QA Quality Check Tutorial
Enter the QA Check Tool
- After you finish editing the game metadata and upload the game project .zip, click "Preview with QATool" to open the QA tool interface.
QA View Introduction
- The left side is the game simulation window. At the top you can switch between PC and mobile simulation.
- The bottom-left shows the SDK runtime logs.
- The right panel contains settings and test items.
Tool Menu – Options
Game settings can only be edited after clicking the Modify button on the right.
- Only disable “Support iOS Browser” if you intentionally want to prevent your game from running on iOS devices.
- Choose the screen orientation your game supports:
- PORTRAIT: portrait only.
- LANDSCAPE: landscape only.
- BOTH: auto-adapts to both orientations.
- Game video aspect ratio:
- 16:9 → recommended default.
- 21:9 → black bars on both sides; only pick if your mobile game was designed for this ratio and has no adaptive UI, otherwise avoid.
- 4:3 → for old PC or retro TV-Game titles.
- Auto → best user experience if your UI anchors stretch correctly from 4:3 to 21:9.
- Real-device run: click to show a QR code; scan with your phone to test on the actual device.
Tool Menu – Simulate User
- If your game behaves differently per user, add team members in the developer backend and switch accounts here to simulate each user.
- Real environment simulation: when checked, real user-auth logic is used.
Tool Menu – Sidebar
- Game displays correctly: since the platform cannot always judge visual correctness, select “Yes” if you confirm the UI looks fine.
- Below are verification tests for SDK interface calls.
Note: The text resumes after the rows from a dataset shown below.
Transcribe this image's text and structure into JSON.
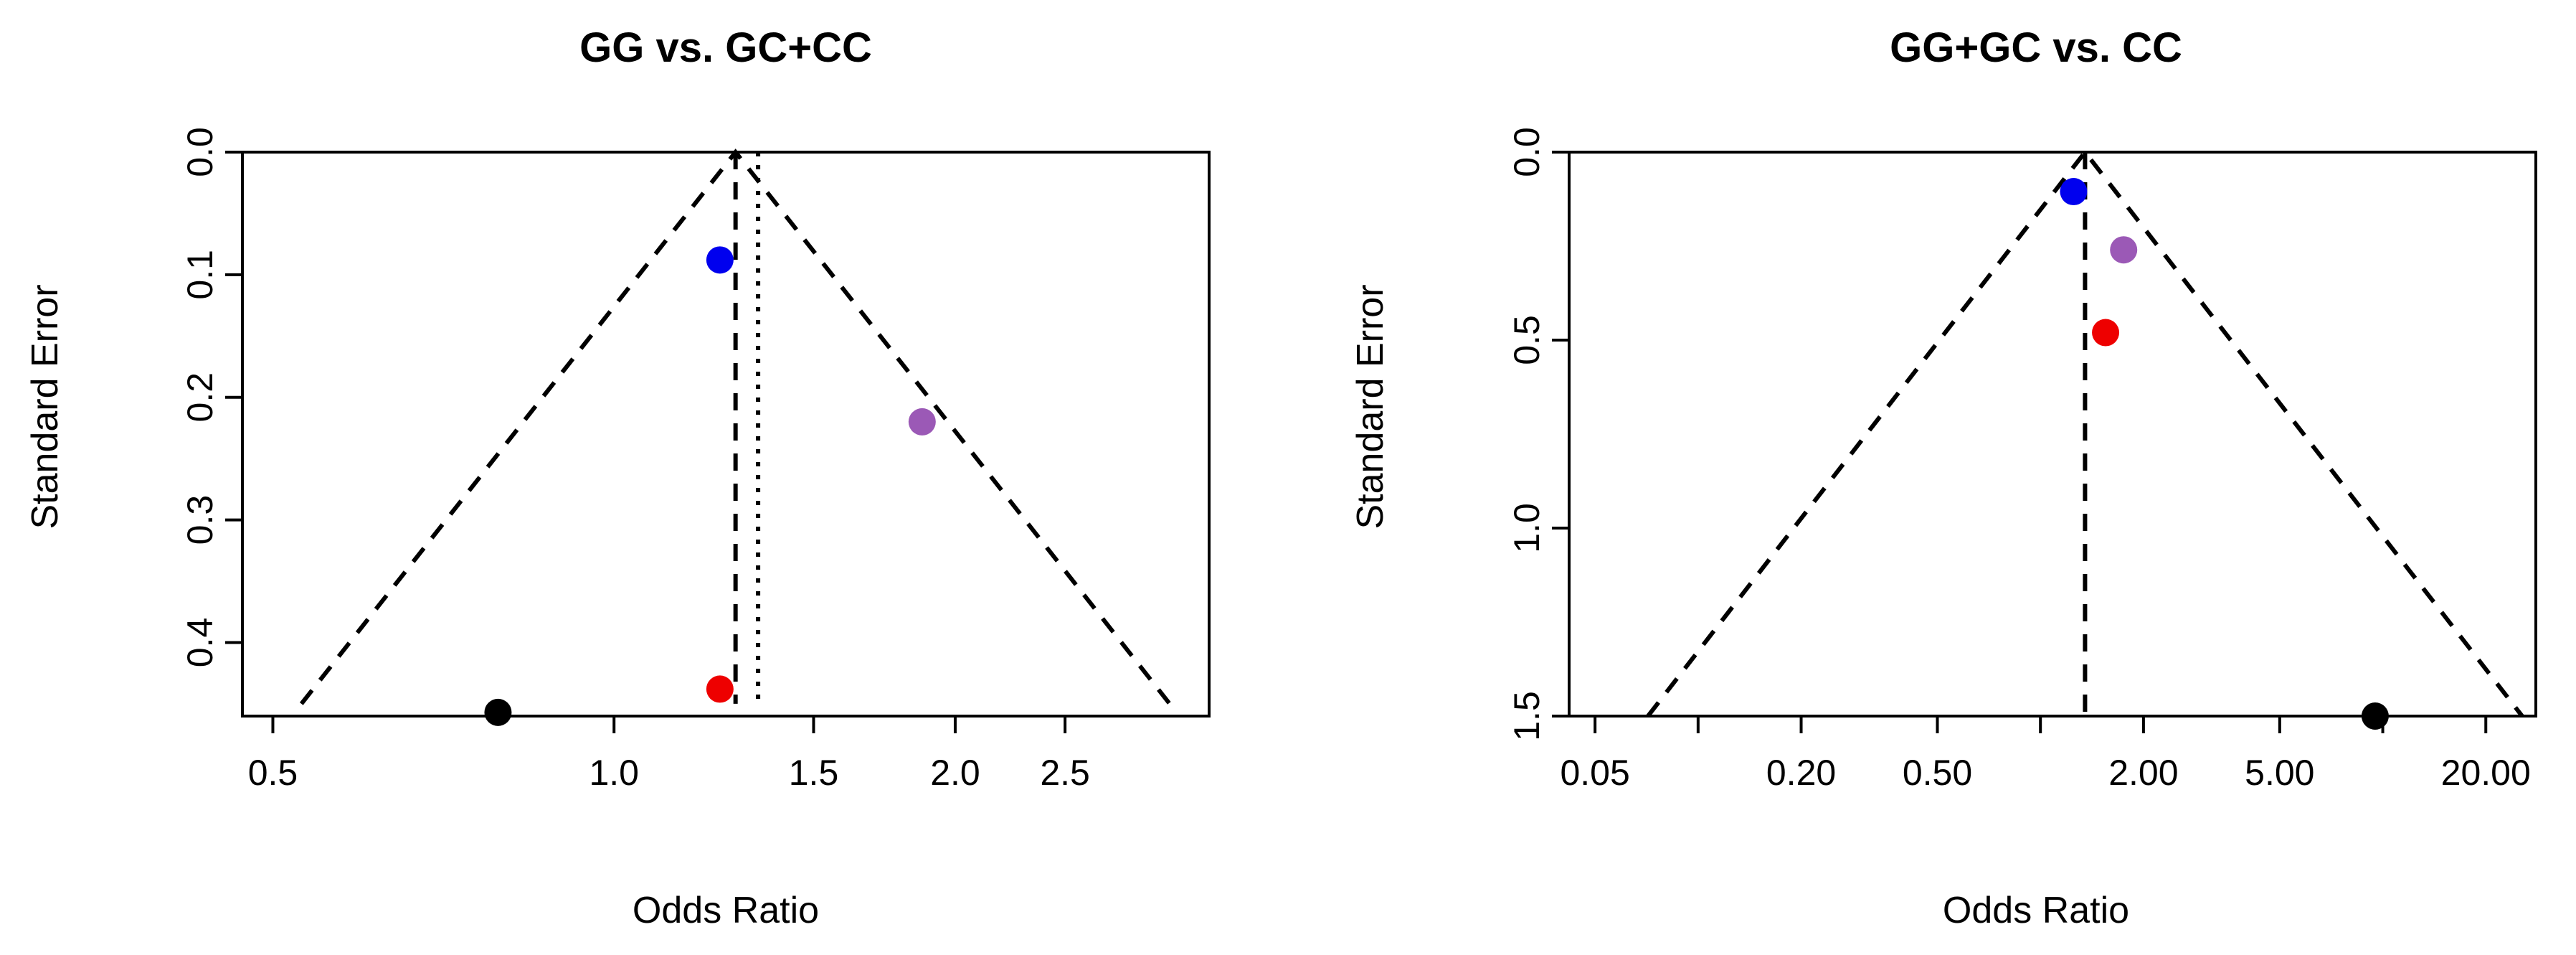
{
  "chart_data": [
    {
      "type": "scatter",
      "subtype": "funnel",
      "title": "GG vs. GC+CC",
      "xlabel": "Odds Ratio",
      "ylabel": "Standard Error",
      "x_scale": "log",
      "y_reversed": true,
      "xlim": [
        0.47,
        3.35
      ],
      "ylim": [
        0.0,
        0.46
      ],
      "x_ticks": [
        0.5,
        1.0,
        1.5,
        2.0,
        2.5
      ],
      "x_tick_labels": [
        "0.5",
        "1.0",
        "1.5",
        "2.0",
        "2.5"
      ],
      "y_ticks": [
        0.0,
        0.1,
        0.2,
        0.3,
        0.4
      ],
      "y_tick_labels": [
        "0.0",
        "0.1",
        "0.2",
        "0.3",
        "0.4"
      ],
      "centre_or": 1.28,
      "pooled_or": 1.34,
      "funnel_se_max": 0.45,
      "points": [
        {
          "x": 1.24,
          "y": 0.088,
          "color": "#0000ee"
        },
        {
          "x": 1.87,
          "y": 0.22,
          "color": "#9b59b6"
        },
        {
          "x": 1.24,
          "y": 0.438,
          "color": "#ee0000"
        },
        {
          "x": 0.79,
          "y": 0.457,
          "color": "#000000"
        }
      ],
      "grid": false
    },
    {
      "type": "scatter",
      "subtype": "funnel",
      "title": "GG+GC vs. CC",
      "xlabel": "Odds Ratio",
      "ylabel": "Standard Error",
      "x_scale": "log",
      "y_reversed": true,
      "xlim": [
        0.042,
        28
      ],
      "ylim": [
        0.0,
        1.5
      ],
      "x_ticks": [
        0.05,
        0.1,
        0.2,
        0.5,
        1.0,
        2.0,
        5.0,
        10.0,
        20.0
      ],
      "x_tick_labels": [
        "0.05",
        "",
        "0.20",
        "0.50",
        "",
        "2.00",
        "5.00",
        "",
        "20.00"
      ],
      "y_ticks": [
        0.0,
        0.5,
        1.0,
        1.5
      ],
      "y_tick_labels": [
        "0.0",
        "0.5",
        "1.0",
        "1.5"
      ],
      "centre_or": 1.35,
      "funnel_se_max": 1.5,
      "points": [
        {
          "x": 1.25,
          "y": 0.105,
          "color": "#0000ee"
        },
        {
          "x": 1.75,
          "y": 0.26,
          "color": "#9b59b6"
        },
        {
          "x": 1.55,
          "y": 0.48,
          "color": "#ee0000"
        },
        {
          "x": 9.5,
          "y": 1.5,
          "color": "#000000"
        }
      ],
      "grid": false
    }
  ]
}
Trigger these interfaces while playing. For example, if you use ads, click an ad in-game to confirm the ad interface is connected.
Tool Menu – Controller Tool
- Enable this tool only after the game is running; edit while playing.
- Choose how virtual buttons scale with the screen:
- By width: stretch to match game width.
- By height: stretch to match game height.
- Uniform: preserve aspect ratio while scaling.
PC-to-Mobile Adapter
- For PC games ported to mobile where you don’t want to implement separate on-screen controls.
- Basic virtual buttons:
- Click (or drag) any button to create it.
- Press any keyboard key to map that key’s down event to this button.
- Special buttons with fixed keys:
- D-pad: maps to arrow keys ↑←↓→; adjacent directions can be pressed together.
- 8-way pad: maps to WASD; used for most game movement.
- L-stick: simulates right-stick mouse-aim in FPS; moving it sends mouse-delta events.
- Scroll wheel: simulates mouse-wheel scroll.
- Left / Right mouse: simulate left/right mouse clicks.
Mobile-to-PC Adapter
- For mobile games ported to PC where you don’t want to add keyboard/mouse support.
- First confirm your game already works on PC: some mobile titles use touch events instead of click events. Run the game in the right simulator; if clicking buttons or dragging items already works, check this option. If clicks/drags fail, leave it unchecked. The adapter will handle the rest.
- Single-click key: assign any keyboard key; pressing it equals one tap at the mapped position.
- Directional keys: assign 4 keyboard keys; adjacent keys can be pressed together. Replaces on-screen joysticks.
- Left/Right mouse events: clicking the assigned mouse button triggers one tap at the mapped position.
- Mouse-look event: for games that rotate view by dragging. Place the circle over the original drag area; mouse movement will simulate view pan/rotate.
- Precisely position event keys over the original UI buttons/touch zones.
Adapter Parameters
Positioning widget: shows current screen position; adjust the button’s location and anchor axis separately.
Input description: always add at least an English description stating what the button does (e.g., “Press R to fire”). If your game supports multiple languages, provide matching descriptions for each.
Additional Notes:
- In Unity use the SDK’s default config so the SDK automatically pauses the game when it loses focus and mutes audio during ads—unless you have your own pause/mute logic.
- In Cocos the latest SDK auto-pauses and mutes when focus is lost or ads play.
- For other engines, manually pause real in-game time and mute audio when the “game stop” interface is called, and resume time and audio when “game start” is invoked.